# new years eve in ireland



## debdeb (9 Nov 2008)

hi we are looking for a great new years eve function to bring our 3 childeren to ages 12 ,10& 8 pref.a package deal in a hotel or without if in dublin cant find anything online .were looking for dinner and entertainment


----------



## Nicky (9 Nov 2008)

So, am I, I am planning to go somewhere in Ireland for Eve and Christhmas break, but unfortunately it is too late, 
the most offers are booked and sold already. Could you recommend me any nice hotel or B&B for my family of three, please ?
Thanks in advance


----------



## AgathaC (9 Nov 2008)

Just saw on the paper that Hotel Kilkenny has offers around Christmas/ New Year. I have no idea what it is like although I do think Kilkenny City is a nice place for a break. Hope this helps.


----------



## DeclanP (9 Nov 2008)

I came across some package in the Slieve Russell Hotel in Cavan over the new year which accommodates kids. €469 for three nights including ball plus €45 per child per night. A bit pricey though. Think the Woodlands Hotel in Limerick have a children orientated package as well.


----------



## g1g (9 Nov 2008)

We (2 couples) stayed in hotel Kilkenny a few years ago for new years. Great night! Has been totally renovated since and haven't seen inside but heard it is lovely.


----------



## allthedoyles (10 Nov 2008)

Tramore co waterford. self catering - pebble beach holiday homes . excellent value . all facilities for your small children. near splashworld , beach , amusements , takeaways etc


----------



## sfag (10 Nov 2008)

Bellinter House. Trendy, near dublin, swimming pool, two storey rooms for families. Staying there meself. Cost 560 for two nights, 2 adults, 2 kids, one dinner & a band.


----------



## Complainer (10 Nov 2008)

Good to see the Celtic Tiger is alive and kicking.


----------



## 007007 (10 Nov 2008)

Lakeside Hotel Killaloe, Co Clare have very good offers for that time of the year


----------



## Nicky (11 Nov 2008)

Thank you All guys,
I have looked at all mentioned above, unfortunately all offers have gone,
Obviously, there is possibility to find something reading newspaper advertising
Kind Regards


----------



## AgathaC (11 Nov 2008)

Try the website Irelandhotels.com also, you may find something there to suit. Best of luck.


----------



## AgathaC (15 Nov 2008)

Carton House Maynooth is also advertising packages. I have never stayed there but it looks nice.


----------



## mosstown (15 Nov 2008)

obviously the celtic tiger is alive and well in Ireland with all these expensive hotels fully booked out.
how about lough rynn castle in roscommon?  had a look around it during the Summer and it is a grand looking place.


----------



## Lollix (15 Nov 2008)

mosstown said:


> obviously the celtic tiger is alive and well in Ireland with all these expensive hotels fully booked out.
> how about lough rynn castle in roscommon? had a look around it during the Summer and it is a grand looking place.

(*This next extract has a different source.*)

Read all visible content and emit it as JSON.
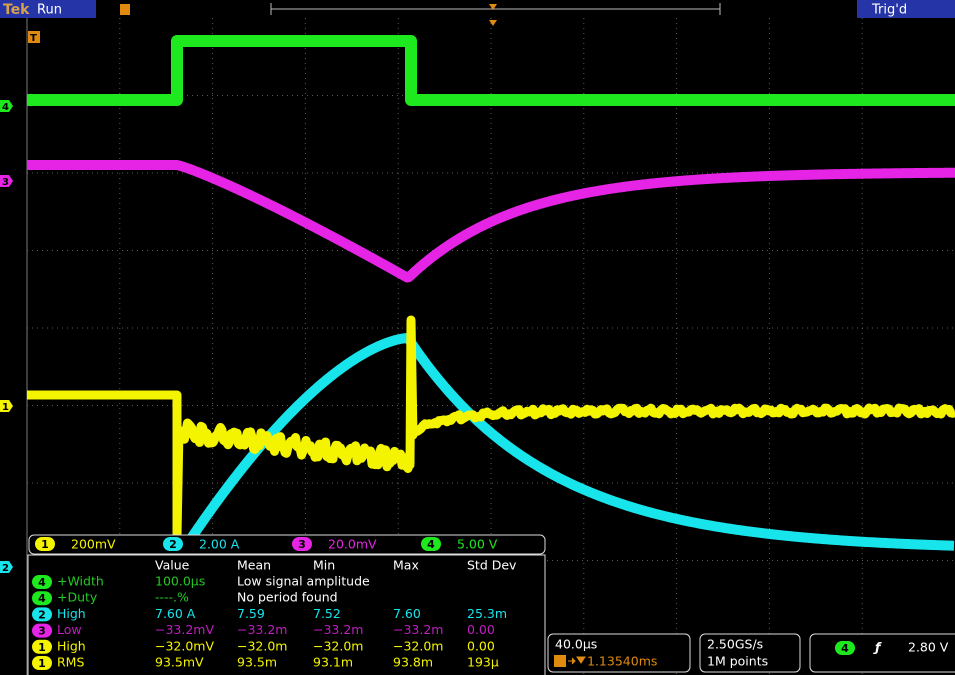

 It's in Leitrim, but it's still nice!


----------



## TreeTiger (16 Nov 2008)

Mount Wolseley in Carlow are showing New Years packages on their website. 225 euro per person sharing for 2 nights. As a black tie Gala Dinner is included I don't know how great it would be for kids though.  They also have an ice rink which sounds like fun.  It's a very nice hotel, I stayed there a few years ago, lovely pool area for the kids.


----------